HA: There is a difference between the mean incomes of part time male and female employees.
Our p-value is 0.1887, which is larger than our alpha value of 0.05. We can conclude that a significant difference does not exist between the average income of part time males and part time females. We fail to reject the null hypothesis.
The findings suggest that working full or part time is a confounding variable in the relationship between gender and income. There isn’t a statistically significant difference between the incomes of part time males and females, but there is one between full time males and females.
We would use an ANOVA test (analysis of variance test). ANOVA tests test for some difference in means of many different groups. Because we do not know which, if any, of the various race/ethnicity groups in the dataset are different from one another, we need to test all of them.
inference(y = income, x = race, data = acs_emp, statistic = "mean", type = "ht",
alternative = "greater", method = "theoretical")## Response variable: numerical
## Explanatory variable: categorical (4 levels)
## n_white = 670, y_bar_white = 44491.0448, s_white = 56564.7207
## n_black = 76, y_bar_black = 29953.2895, s_black = 23313.5402
## n_asian = 39, y_bar_asian = 86406.4103, s_asian = 104998.3911
## n_other = 58, y_bar_other = 29648.2759, s_other = 29511.4562
##
## ANOVA:
## df Sum_Sq Mean_Sq F p_value
## race 3 97229184003.6589 32409728001.2196 10.2616 < 0.0001
## Residuals 839 2649854777471.31 3158348960.0373
## Total 842 2747083961474.97
##
## Pairwise tests - t tests with pooled SD:
## # A tibble: 6 x 3
## group1 group2 p.value
## <chr> <chr> <dbl>
## 1 black white 0.0329
## 2 asian white 0.00000682
## 3 other white 0.0540
## 4 asian black 0.000000421
## 5 other black 0.975
## 6 other asian 0.00000129
H0: There is no difference between the mean incomes of employees in different racial/ethnic groups.
HA: There is a difference between the mean incomes of employees in at least one of the different racial/ethnic groups.
The compared groups that had a smaller p-value than 0.05 (our significance value) were: (1)Black-white p-value = 0.0329, (2)Asian-white p-value = 0.00000682, (3)Asian-black p-value = 0.000000421, (4)Other-asian p-value = 0.00000129.

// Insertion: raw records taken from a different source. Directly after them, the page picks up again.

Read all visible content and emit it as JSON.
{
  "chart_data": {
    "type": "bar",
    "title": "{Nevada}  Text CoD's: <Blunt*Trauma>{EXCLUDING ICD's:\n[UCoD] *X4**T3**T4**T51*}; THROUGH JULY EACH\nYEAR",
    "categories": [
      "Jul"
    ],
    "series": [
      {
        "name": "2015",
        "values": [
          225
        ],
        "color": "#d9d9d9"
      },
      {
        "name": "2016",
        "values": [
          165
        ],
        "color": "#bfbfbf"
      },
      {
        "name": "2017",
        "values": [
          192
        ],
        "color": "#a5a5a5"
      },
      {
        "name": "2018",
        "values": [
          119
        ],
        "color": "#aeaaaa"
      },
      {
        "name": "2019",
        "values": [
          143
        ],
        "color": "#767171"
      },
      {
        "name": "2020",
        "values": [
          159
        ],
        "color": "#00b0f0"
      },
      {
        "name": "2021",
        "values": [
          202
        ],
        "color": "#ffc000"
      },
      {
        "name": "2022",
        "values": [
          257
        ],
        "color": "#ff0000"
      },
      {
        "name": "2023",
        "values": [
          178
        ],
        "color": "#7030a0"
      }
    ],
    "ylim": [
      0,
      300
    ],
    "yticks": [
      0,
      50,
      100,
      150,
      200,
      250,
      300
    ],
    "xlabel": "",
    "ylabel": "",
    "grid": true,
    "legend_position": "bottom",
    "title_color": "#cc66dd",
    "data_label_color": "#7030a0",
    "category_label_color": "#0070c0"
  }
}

We can conclude that a significant difference exists between the mean incomes of employees in at least one of the different racial/ethnic groups. We reject the null hypothesis in favor of the alternative hypothesis.
The research question I am asking here is whether or not there is a difference in the average time it takes to get to work depending on marriage status.
H0: There is no difference in the mean time it takes to get to work between married and non-married employees.
HA: There is a difference in the mean time it takes to get to work between married and non-married employees.
inference(y = time_to_work, x = married, data = acs_emp, statistic = "mean", type = "ht", null = 0,
alternative = "twosided", method = "theoretical",
order = c("yes","no"))## Response variable: numerical
## Explanatory variable: categorical (2 levels)
## n_yes = 454, y_bar_yes = 26.859, s_yes = 23.6314
## n_no = 329, y_bar_no = 24.8085, s_no = 20.2717
## H0: mu_yes = mu_no
## HA: mu_yes != mu_no
## t = 1.3023, df = 328
## p_value = 0.1937
Our p-value is 0.1937, which is larger than our alpha value of 0.05. We can conclude that a significant difference does not exist in the average time it takes to get to work between married and non-married employees. We fail to reject the null hypothesis.